O ano de 2013 foi fundamental na virada conservadora no Brasil. As manifestações que tomaram as ruas em junho começaram com movimentos minoritários da esquerda que protestavam contra o aumento da tarifa de transporte público em São Paulo, mas as massas que saíram às ruas naquele mês expressaram anseios mais variados. A bandeira do combate à corrupção também estava lá, antecipando uma corrente essencial do compósito de forças que viria a sustentar o governo Bolsonaro: o “lavajatismo”.

Fernando Schüler observa que a comunicação rápida por Facebook, Twitter e WhatsApp “diminuiu o custo” da participação efetiva na política, trazendo mais pluralidade ideológica à democracia brasileira. Graças à destreza na elaboração de posts e memes, os arrivistas da direita podiam competir com as pesadas e burocráticas instituições de esquerda – centrais sindicais, por exemplo – na guerra de propaganda.

As redes sociais baixaram a barreira de entrada na política”, concorda Pablo Ortellado, da USP, um estudioso dos impactos da internet na política.

Em política, é claro, qualquer simetria entre lados opostos será sempre imperfeita, quando não enganosa, e o quanto cada lado atenta de fato contra a democracia é matéria aberta para debates renhidos. Eugênio Bucci diz que o governo Lula não é comparável ao governo Bolsonaro, que representaria, sim, uma ameaça real à democracia – ele cita a permanente ridicularização da imprensa e a insistência em medidas como o excludente de ilicitude para policiais (que a Câmara dos Deputados retirou do pacote anticrime) como evidências da vontade autoritária do presidente.

Fernando Schüler prefere ver a eleição de Bolsonaro como uma prova da pluralidade e da vitalidade da democracia brasileira, que, afinal, tem um governo de direita depois de um longo ciclo esquerdista.

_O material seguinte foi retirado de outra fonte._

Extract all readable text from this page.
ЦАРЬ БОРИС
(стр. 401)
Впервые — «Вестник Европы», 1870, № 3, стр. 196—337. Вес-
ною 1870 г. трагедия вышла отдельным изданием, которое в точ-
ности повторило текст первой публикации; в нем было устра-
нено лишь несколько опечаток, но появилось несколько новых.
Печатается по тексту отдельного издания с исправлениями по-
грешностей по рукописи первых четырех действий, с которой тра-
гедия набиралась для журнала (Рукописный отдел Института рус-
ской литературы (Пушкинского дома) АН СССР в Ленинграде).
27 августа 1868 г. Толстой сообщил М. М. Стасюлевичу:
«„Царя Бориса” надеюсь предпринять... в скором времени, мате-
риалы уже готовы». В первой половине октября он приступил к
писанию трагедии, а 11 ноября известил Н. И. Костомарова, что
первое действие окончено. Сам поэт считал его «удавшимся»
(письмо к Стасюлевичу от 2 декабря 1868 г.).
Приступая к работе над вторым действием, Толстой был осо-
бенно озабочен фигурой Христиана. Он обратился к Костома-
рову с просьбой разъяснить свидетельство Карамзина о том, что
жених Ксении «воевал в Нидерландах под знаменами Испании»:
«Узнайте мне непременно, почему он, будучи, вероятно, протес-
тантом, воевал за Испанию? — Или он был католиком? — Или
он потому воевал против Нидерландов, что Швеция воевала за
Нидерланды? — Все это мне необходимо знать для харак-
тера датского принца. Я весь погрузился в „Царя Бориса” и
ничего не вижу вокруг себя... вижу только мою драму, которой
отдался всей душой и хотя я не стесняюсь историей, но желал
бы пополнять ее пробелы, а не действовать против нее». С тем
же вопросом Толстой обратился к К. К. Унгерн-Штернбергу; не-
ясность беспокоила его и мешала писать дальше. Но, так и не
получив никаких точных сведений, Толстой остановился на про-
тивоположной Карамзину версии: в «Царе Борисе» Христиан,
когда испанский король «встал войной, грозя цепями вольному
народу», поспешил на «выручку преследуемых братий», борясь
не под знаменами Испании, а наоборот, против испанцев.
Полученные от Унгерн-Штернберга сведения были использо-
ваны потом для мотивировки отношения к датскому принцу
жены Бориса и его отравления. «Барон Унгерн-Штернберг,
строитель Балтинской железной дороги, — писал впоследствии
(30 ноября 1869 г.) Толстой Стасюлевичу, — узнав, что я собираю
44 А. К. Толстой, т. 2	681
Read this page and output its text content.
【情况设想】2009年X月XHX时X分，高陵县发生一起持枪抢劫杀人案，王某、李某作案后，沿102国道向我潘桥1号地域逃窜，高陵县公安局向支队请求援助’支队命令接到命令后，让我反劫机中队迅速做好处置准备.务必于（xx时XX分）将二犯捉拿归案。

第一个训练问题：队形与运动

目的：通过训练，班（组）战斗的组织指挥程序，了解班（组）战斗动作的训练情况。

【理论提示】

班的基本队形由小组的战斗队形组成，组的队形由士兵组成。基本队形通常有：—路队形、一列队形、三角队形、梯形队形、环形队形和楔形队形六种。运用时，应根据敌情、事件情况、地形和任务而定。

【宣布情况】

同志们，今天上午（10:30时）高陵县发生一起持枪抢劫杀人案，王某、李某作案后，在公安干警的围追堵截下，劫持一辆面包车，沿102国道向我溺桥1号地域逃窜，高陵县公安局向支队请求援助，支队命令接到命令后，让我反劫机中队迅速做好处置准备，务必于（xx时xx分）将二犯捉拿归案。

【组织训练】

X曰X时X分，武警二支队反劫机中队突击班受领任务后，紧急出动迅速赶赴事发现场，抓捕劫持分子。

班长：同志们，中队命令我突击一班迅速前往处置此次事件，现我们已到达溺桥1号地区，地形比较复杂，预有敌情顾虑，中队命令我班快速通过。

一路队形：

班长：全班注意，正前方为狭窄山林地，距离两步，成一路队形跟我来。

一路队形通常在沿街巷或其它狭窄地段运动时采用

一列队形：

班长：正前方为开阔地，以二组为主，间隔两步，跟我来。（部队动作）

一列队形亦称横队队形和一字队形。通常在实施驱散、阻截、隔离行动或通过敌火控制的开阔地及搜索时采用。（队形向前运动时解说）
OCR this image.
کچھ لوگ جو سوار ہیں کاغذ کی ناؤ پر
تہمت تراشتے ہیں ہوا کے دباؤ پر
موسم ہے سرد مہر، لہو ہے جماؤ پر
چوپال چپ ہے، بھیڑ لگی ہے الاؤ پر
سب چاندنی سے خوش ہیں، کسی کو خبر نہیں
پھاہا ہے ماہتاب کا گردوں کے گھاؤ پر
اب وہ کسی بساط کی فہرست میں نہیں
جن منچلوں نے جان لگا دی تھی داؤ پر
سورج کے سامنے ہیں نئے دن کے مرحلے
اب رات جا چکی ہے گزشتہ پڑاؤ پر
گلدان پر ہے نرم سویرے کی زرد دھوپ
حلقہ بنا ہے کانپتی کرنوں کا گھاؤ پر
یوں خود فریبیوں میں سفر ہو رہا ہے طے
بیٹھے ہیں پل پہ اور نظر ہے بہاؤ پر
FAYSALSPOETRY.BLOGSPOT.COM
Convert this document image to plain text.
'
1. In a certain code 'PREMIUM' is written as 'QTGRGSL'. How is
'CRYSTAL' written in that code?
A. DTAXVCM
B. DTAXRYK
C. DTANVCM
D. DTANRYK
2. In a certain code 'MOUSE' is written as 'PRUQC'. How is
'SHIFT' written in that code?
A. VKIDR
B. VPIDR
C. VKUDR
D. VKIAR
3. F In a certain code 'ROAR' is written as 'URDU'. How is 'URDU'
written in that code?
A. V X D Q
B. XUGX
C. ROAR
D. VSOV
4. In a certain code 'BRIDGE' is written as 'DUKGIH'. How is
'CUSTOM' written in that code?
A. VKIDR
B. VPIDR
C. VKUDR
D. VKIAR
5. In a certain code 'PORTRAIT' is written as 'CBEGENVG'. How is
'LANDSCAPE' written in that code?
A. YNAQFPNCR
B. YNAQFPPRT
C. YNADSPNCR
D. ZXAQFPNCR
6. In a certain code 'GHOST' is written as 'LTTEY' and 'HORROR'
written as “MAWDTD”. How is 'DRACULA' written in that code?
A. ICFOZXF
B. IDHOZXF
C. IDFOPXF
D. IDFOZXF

Resta o fato indisputável de que a polarização tornou-se a dinâmica da política hoje. Bolsonarismo e lulismo alimentam-se mutuamente – Pablo Ortellado observa que, em resposta ao antipetismo radical hoje vigente, o PT tornou-se ainda mais centralizado em torno de Lula. “Antigamente, o PT ainda fazia de conta que tinha debates internos e prévias. Hoje em dia, eles (dirigentes do partido) nem disfarçam: dizem que estão à espera das decisões de Lula.” Pode-se supor que o confronto dessas forças extremadas vai dominar a política por muito tempo. Mas, claro, no início da década, ninguém imaginava que Jair Bolsonaro seria presidente.